Amnesty International, the Syrian Observatory for Human Rights, and other monitoring organizations have documented executions in hospitals, public squares, and homes; independent investigations have reconstructed extensive evidence of mass killings.

Additionally, numerous credible reports have documented systematic killings of Alawite civilians along the Syrian coast and in Homs and Hama, where survivors describe entire families executed, homes torched, and villages targeted in sectarian campaigns by militias aligned with the new rulers.

These crimes — committed by a regime rooted in terrorist factions such as Hay’at Tahrir al-Sham (which was known as al-Qaeda in Syria), Free Syrian Army, and the notorious Jaysh al-Islam — underscore that condemning Israeli aggression should not translate into acquiescing to or glossing over the brutalities of Syria’s new authorities.

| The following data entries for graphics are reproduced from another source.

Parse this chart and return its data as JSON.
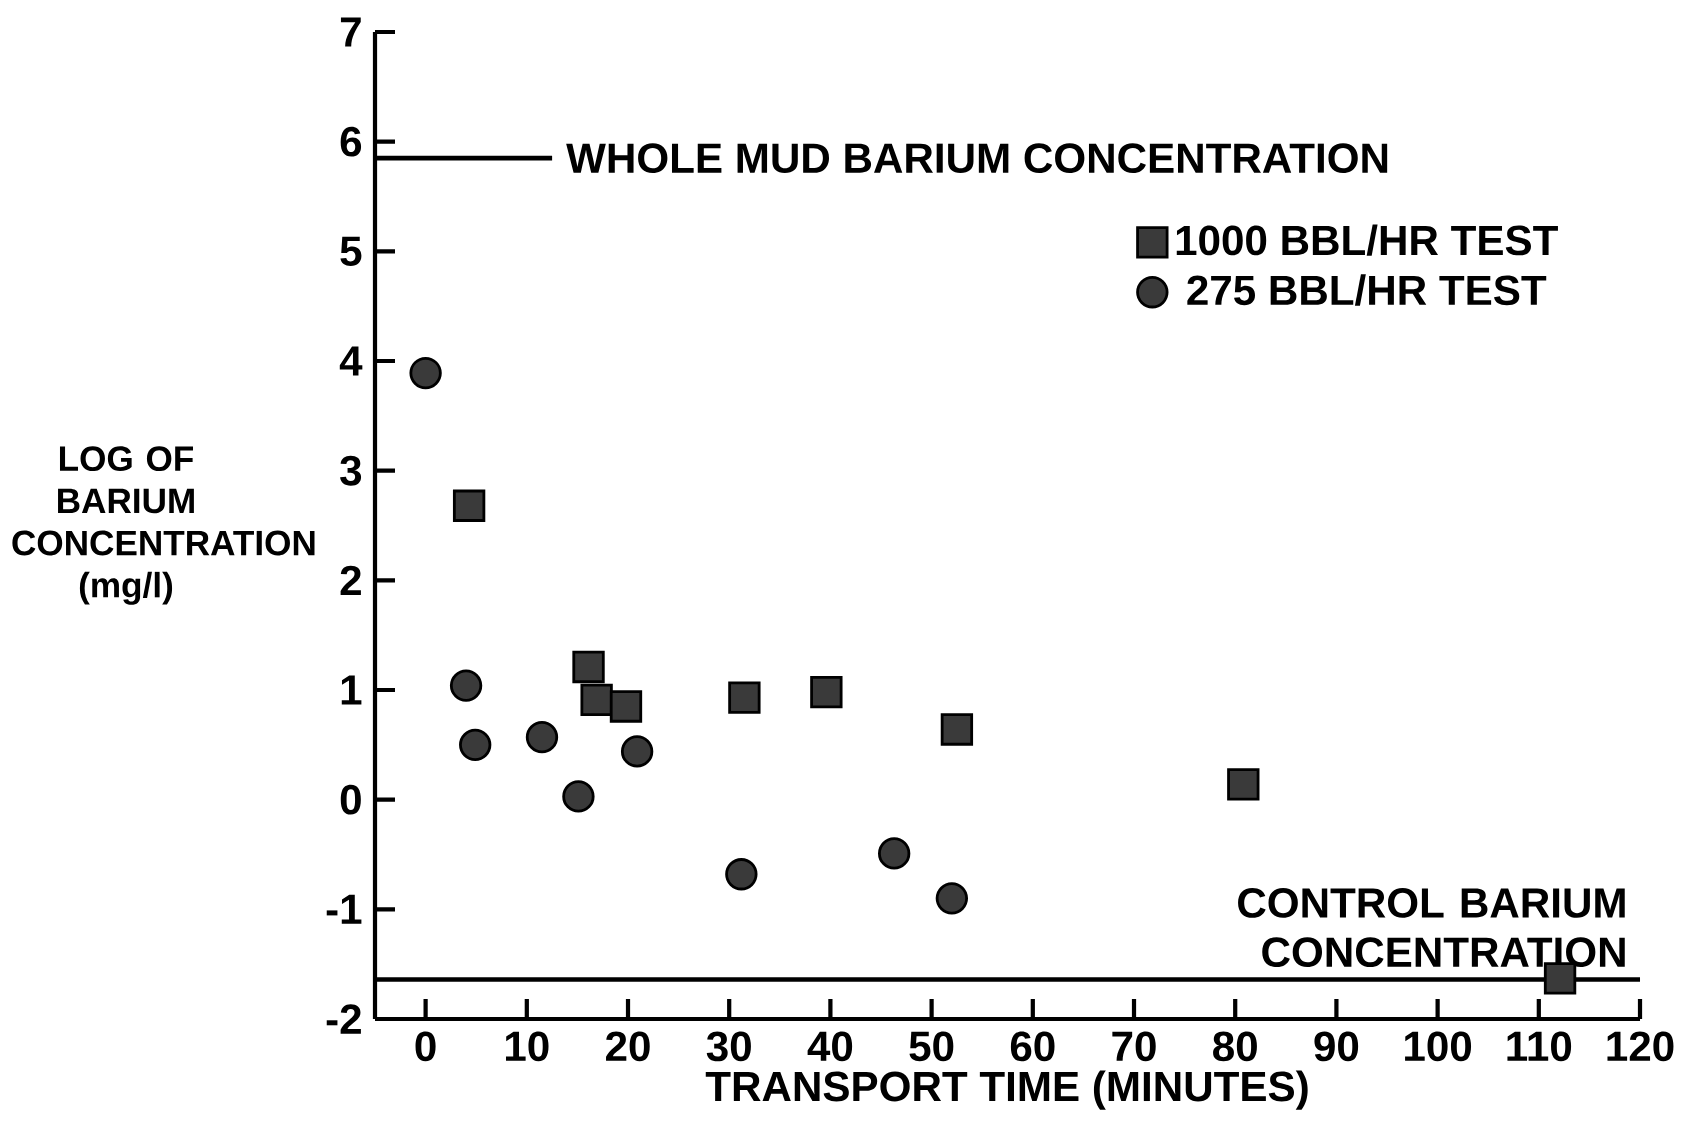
{
  "chart_data": {
    "type": "scatter",
    "xlabel": "TRANSPORT TIME (MINUTES)",
    "ylabel": "LOG OF BARIUM CONCENTRATION (mg/l)",
    "xlim": [
      -5,
      120
    ],
    "xticks": [
      0,
      10,
      20,
      30,
      40,
      50,
      60,
      70,
      80,
      90,
      100,
      110,
      120
    ],
    "ylim": [
      -2,
      7
    ],
    "yticks": [
      -2,
      -1,
      0,
      1,
      2,
      3,
      4,
      5,
      6,
      7
    ],
    "grid": false,
    "legend": "top right",
    "series": [
      {
        "name": "1000 BBL/HR TEST",
        "color": "#3a3a3a",
        "marker": "square",
        "x": [
          4.3,
          16.1,
          16.9,
          19.8,
          31.5,
          39.6,
          52.5,
          80.8
        ],
        "values": [
          2.68,
          1.21,
          0.91,
          0.85,
          0.93,
          0.98,
          0.64,
          0.14
        ]
      },
      {
        "name": "275 BBL/HR TEST",
        "color": "#3a3a3a",
        "marker": "circle",
        "x": [
          0,
          4.0,
          4.9,
          11.5,
          15.1,
          20.9,
          31.2,
          46.3,
          52.0
        ],
        "values": [
          3.89,
          1.04,
          0.5,
          0.57,
          0.03,
          0.44,
          -0.68,
          -0.49,
          -0.9
        ]
      },
      {
        "color": "#3a3a3a",
        "marker": "square",
        "x": [
          112.1
        ],
        "values": [
          -1.63
        ]
      }
    ],
    "ref_lines": [
      {
        "axis": "y",
        "value": 5.85,
        "label": "WHOLE MUD BARIUM CONCENTRATION"
      },
      {
        "axis": "y",
        "value": -1.64,
        "label": "CONTROL BARIUM CONCENTRATION"
      }
    ]
  }
}
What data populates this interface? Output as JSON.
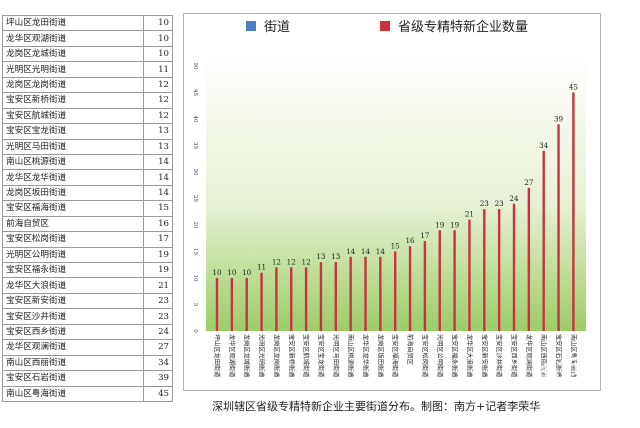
{
  "table": {
    "rows": [
      {
        "name": "坪山区龙田街道",
        "value": "10"
      },
      {
        "name": "龙华区观湖街道",
        "value": "10"
      },
      {
        "name": "龙岗区龙城街道",
        "value": "10"
      },
      {
        "name": "光明区光明街道",
        "value": "11"
      },
      {
        "name": "龙岗区龙岗街道",
        "value": "12"
      },
      {
        "name": "宝安区新桥街道",
        "value": "12"
      },
      {
        "name": "宝安区航城街道",
        "value": "12"
      },
      {
        "name": "宝安区宝龙街道",
        "value": "13"
      },
      {
        "name": "光明区马田街道",
        "value": "13"
      },
      {
        "name": "南山区桃源街道",
        "value": "14"
      },
      {
        "name": "龙华区龙华街道",
        "value": "14"
      },
      {
        "name": "龙岗区坂田街道",
        "value": "14"
      },
      {
        "name": "宝安区福海街道",
        "value": "15"
      },
      {
        "name": "前海自贸区",
        "value": "16"
      },
      {
        "name": "宝安区松岗街道",
        "value": "17"
      },
      {
        "name": "光明区公明街道",
        "value": "19"
      },
      {
        "name": "宝安区福永街道",
        "value": "19"
      },
      {
        "name": "龙华区大浪街道",
        "value": "21"
      },
      {
        "name": "宝安区新安街道",
        "value": "23"
      },
      {
        "name": "宝安区沙井街道",
        "value": "23"
      },
      {
        "name": "宝安区西乡街道",
        "value": "24"
      },
      {
        "name": "龙华区观澜街道",
        "value": "27"
      },
      {
        "name": "南山区西丽街道",
        "value": "34"
      },
      {
        "name": "宝安区石岩街道",
        "value": "39"
      },
      {
        "name": "南山区粤海街道",
        "value": "45"
      }
    ]
  },
  "chart_data": {
    "type": "bar",
    "title": "",
    "xlabel": "",
    "ylabel": "",
    "legend": [
      "街道",
      "省级专精特新企业数量"
    ],
    "legend_position": "top",
    "legend_colors": [
      "#4a7fc1",
      "#c9323f"
    ],
    "bar_color": "#c9323f",
    "ylim": [
      0,
      50
    ],
    "yticks": [
      0,
      5,
      10,
      15,
      20,
      25,
      30,
      35,
      40,
      45,
      50
    ],
    "grid": false,
    "background": "green-gradient",
    "categories": [
      "坪山区龙田街道",
      "龙华区观湖街道",
      "龙岗区龙城街道",
      "光明区光明街道",
      "龙岗区龙岗街道",
      "宝安区新桥街道",
      "宝安区航城街道",
      "宝安区宝龙街道",
      "光明区马田街道",
      "南山区桃源街道",
      "龙华区龙华街道",
      "龙岗区坂田街道",
      "宝安区福海街道",
      "前海自贸区",
      "宝安区松岗街道",
      "光明区公明街道",
      "宝安区福永街道",
      "龙华区大浪街道",
      "宝安区新安街道",
      "宝安区沙井街道",
      "宝安区西乡街道",
      "龙华区观澜街道",
      "南山区西丽街道",
      "宝安区石岩街道",
      "南山区粤海街道"
    ],
    "series": [
      {
        "name": "省级专精特新企业数量",
        "values": [
          10,
          10,
          10,
          11,
          12,
          12,
          12,
          13,
          13,
          14,
          14,
          14,
          15,
          16,
          17,
          19,
          19,
          21,
          23,
          23,
          24,
          27,
          34,
          39,
          45
        ]
      }
    ]
  },
  "caption": "深圳辖区省级专精特新企业主要街道分布。制图：南方+记者李荣华",
  "watermark": "南方+"
}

Put plainly: Syrian civilians now face a double bind. On one front, deep Israeli penetrations, recurring airstrikes, and the construction of outposts steadily erode Syrian territorial integrity and raise the risk of a wider military escalation. On the other hand, a security vacuum filled by militias and a punitive internal security apparatus has produced sectarian crimes and collective trauma that demand accountability and protection.

That double bind makes the international response both morally and practically urgent. The UN, independent human-rights bodies, and humanitarian organizations must open parallel investigations into cross-border violations and internal atrocities, insist on unfettered humanitarian access, and press for verifiable restraints on the use of force by all parties.

The alternatives are stark: law-based restraint backed by international verification, or permanent partition and balkanization by force. What we have seen so far — a steady push of infrastructure, outposts, and repeated strikes on sovereign territory, coupled with domestic campaigns of sectarian violence — too often looks like the latter.